Why was the Roman Catholic Church so powerful?
Its power had been built up over the centuries and relied on ignorance and superstition on the part of the populace. It had been indoctrinated into the people that they could only get to heaven via the church.
This gave a priest enormous power at a local level on behalf of the Catholic Church. The local population viewed the local priest as their ‘passport’ to heaven as they knew no different and had been taught this from birth by the local priest. Such a message was constantly being repeated to ignorant people in church service after church service. Hence keeping your priest happy was seen as a prerequisite to going to heaven.
This relationship between people and church was essentially based on money – hence the huge wealth of the Catholic Church. Rich families could buy high positions for their sons in the Catholic Church and this satisfied their belief that they would go to heaven and attain salvation. However, a peasant had to pay for a child to be christened (this had to be done as a first step to getting to heaven as the people were told that a non-baptised child could not go to heaven); you had to pay to get married and you had to pay to bury someone from your family in holy ground.
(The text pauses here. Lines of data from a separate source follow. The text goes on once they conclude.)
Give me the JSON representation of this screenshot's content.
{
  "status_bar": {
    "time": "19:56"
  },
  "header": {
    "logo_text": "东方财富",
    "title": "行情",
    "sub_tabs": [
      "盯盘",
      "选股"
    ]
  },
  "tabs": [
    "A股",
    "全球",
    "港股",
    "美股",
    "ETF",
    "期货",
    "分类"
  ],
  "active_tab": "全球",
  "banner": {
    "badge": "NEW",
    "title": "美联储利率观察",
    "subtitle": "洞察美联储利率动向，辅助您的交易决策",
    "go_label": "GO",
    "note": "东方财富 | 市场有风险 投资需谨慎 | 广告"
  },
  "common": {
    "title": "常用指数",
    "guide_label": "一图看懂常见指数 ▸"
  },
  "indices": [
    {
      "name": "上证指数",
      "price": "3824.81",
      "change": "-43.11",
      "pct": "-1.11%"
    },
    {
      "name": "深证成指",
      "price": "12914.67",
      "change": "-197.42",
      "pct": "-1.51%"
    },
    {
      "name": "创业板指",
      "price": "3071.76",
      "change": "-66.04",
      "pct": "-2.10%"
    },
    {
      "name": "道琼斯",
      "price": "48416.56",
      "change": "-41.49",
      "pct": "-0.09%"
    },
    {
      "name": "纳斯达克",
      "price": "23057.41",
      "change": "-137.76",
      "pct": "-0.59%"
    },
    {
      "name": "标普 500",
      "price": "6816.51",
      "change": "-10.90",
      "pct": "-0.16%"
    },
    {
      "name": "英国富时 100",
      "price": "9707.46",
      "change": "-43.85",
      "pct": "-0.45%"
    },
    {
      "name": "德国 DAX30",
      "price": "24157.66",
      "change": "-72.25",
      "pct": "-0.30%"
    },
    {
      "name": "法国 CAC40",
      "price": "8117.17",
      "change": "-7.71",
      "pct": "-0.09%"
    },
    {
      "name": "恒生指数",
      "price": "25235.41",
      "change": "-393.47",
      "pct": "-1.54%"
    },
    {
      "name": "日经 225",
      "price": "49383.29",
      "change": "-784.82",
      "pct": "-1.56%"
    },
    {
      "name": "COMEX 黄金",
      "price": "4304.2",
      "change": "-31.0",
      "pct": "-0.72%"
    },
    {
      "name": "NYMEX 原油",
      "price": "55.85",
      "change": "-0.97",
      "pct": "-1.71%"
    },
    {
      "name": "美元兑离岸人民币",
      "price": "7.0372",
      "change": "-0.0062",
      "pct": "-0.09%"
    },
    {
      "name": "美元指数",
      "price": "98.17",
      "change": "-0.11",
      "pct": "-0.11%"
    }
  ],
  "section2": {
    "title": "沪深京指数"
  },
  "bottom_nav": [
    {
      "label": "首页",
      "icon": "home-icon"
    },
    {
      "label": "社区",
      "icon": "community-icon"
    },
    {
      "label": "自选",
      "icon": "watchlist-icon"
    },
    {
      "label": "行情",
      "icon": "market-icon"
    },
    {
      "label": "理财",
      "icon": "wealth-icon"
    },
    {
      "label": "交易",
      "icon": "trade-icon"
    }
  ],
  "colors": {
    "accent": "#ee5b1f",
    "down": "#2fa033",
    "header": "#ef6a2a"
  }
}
However, unfair and absurd this might appear to someone now it was the accepted way of life in 1500 as this was how it had always been and no-one knew any different and very few were willing to speak out against the Catholic Church as the consequences were too appalling to contemplate.
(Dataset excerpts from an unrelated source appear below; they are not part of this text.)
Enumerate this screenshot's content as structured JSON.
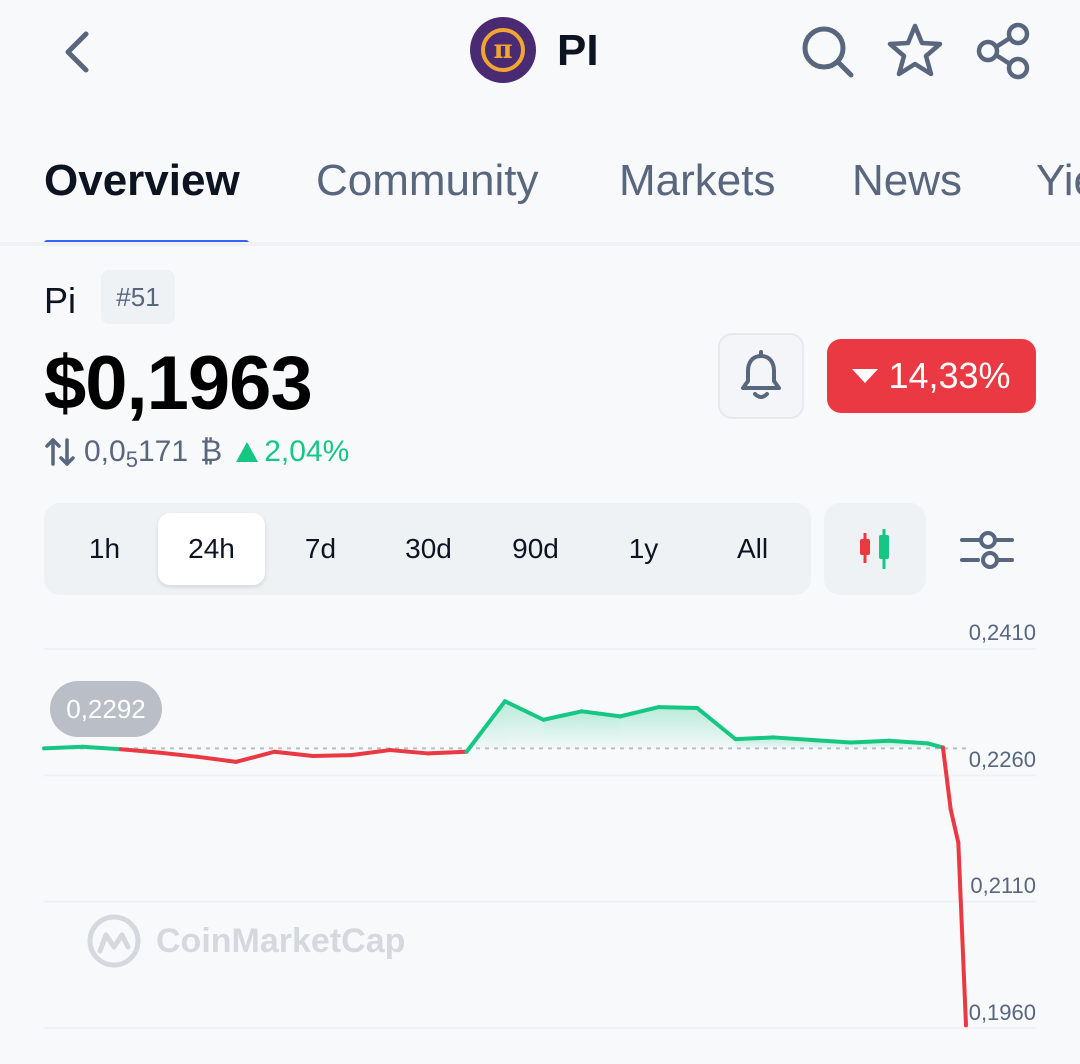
{
  "header": {
    "symbol": "PI",
    "logo_glyph": "π",
    "icons": [
      "back-arrow-icon",
      "search-icon",
      "star-icon",
      "share-icon"
    ]
  },
  "tabs": [
    {
      "label": "Overview",
      "active": true
    },
    {
      "label": "Community",
      "active": false
    },
    {
      "label": "Markets",
      "active": false
    },
    {
      "label": "News",
      "active": false
    },
    {
      "label": "Yie",
      "active": false
    }
  ],
  "coin": {
    "name": "Pi",
    "rank": "#51",
    "price": "$0,1963",
    "change_24h": "14,33%",
    "btc_price_prefix": "0,0",
    "btc_price_sub": "5",
    "btc_price_rest": "171",
    "btc_symbol": "₿",
    "btc_change": "2,04%"
  },
  "ranges": {
    "items": [
      "1h",
      "24h",
      "7d",
      "30d",
      "90d",
      "1y",
      "All"
    ],
    "selected": "24h"
  },
  "chart_data": {
    "type": "line",
    "reference_value": 0.2292,
    "reference_label": "0,2292",
    "y_tick_labels": [
      "0,2410",
      "0,2260",
      "0,2110",
      "0,1960"
    ],
    "ylim": [
      0.196,
      0.241
    ],
    "x_range_hours": 24,
    "up_color": "#16c784",
    "down_color": "#ea3943",
    "series": [
      {
        "x": [
          0,
          1,
          2,
          3,
          4,
          5,
          6,
          7,
          8,
          9,
          10,
          11,
          12,
          13,
          14,
          15,
          16,
          17,
          18,
          19,
          20,
          21,
          22,
          23,
          23.4,
          23.6,
          23.8,
          24
        ],
        "values": [
          0.2292,
          0.2294,
          0.2291,
          0.2287,
          0.2282,
          0.2276,
          0.2288,
          0.2283,
          0.2284,
          0.229,
          0.2286,
          0.2288,
          0.2348,
          0.2326,
          0.2336,
          0.233,
          0.2341,
          0.234,
          0.2303,
          0.2305,
          0.2302,
          0.2299,
          0.2301,
          0.2298,
          0.2293,
          0.222,
          0.218,
          0.1963
        ]
      }
    ]
  },
  "watermark": "CoinMarketCap"
}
You were told that if you did not go to heaven then the likelihood was that your soul had been condemned to Hell. Heresy was visibly punished with public burnings which you were expected to attend. John Huss was accused of heresy and granted a safe passage to Constance in modern Switzerland to defend himself at trial. He never got his trial as he was arrested regardless of his guarantee of a safe passage by the Catholic Church and burnt in public.
The Catholic Church also had a three other ways of raising revenue.
Indulgences: These were ‘certificates’ produced in bulk that had been pre-signed by the pope which pardoned a person’s sins and gave you access to heaven. Basically if you knew that you had sinned you would wait until a pardoner was in your region selling an indulgence and purchase one as the pope, being God’s representative on Earth, would forgive your sins and you would be pardoned. This industry was later expanded to allow people to buy an indulgence for a dead relative who might be in purgatory or Hell and relieve that relative of his sins. By doing this you would be seen by the Catholic Church of committing a Christian act and this would elevate your status in the eyes of God.
Pilgrimages: These were very much supported by the Catholic Church as a pilgrim would end up at a place of worship that was owned by the Catholic Church and money could be made by the sale of badges, holy water, certificates to prove you had been etc. and completed your journey.
It was specifically the issue of indulgences that angered Martin Luther into speaking out against them – potentially a very dangerous thing to do.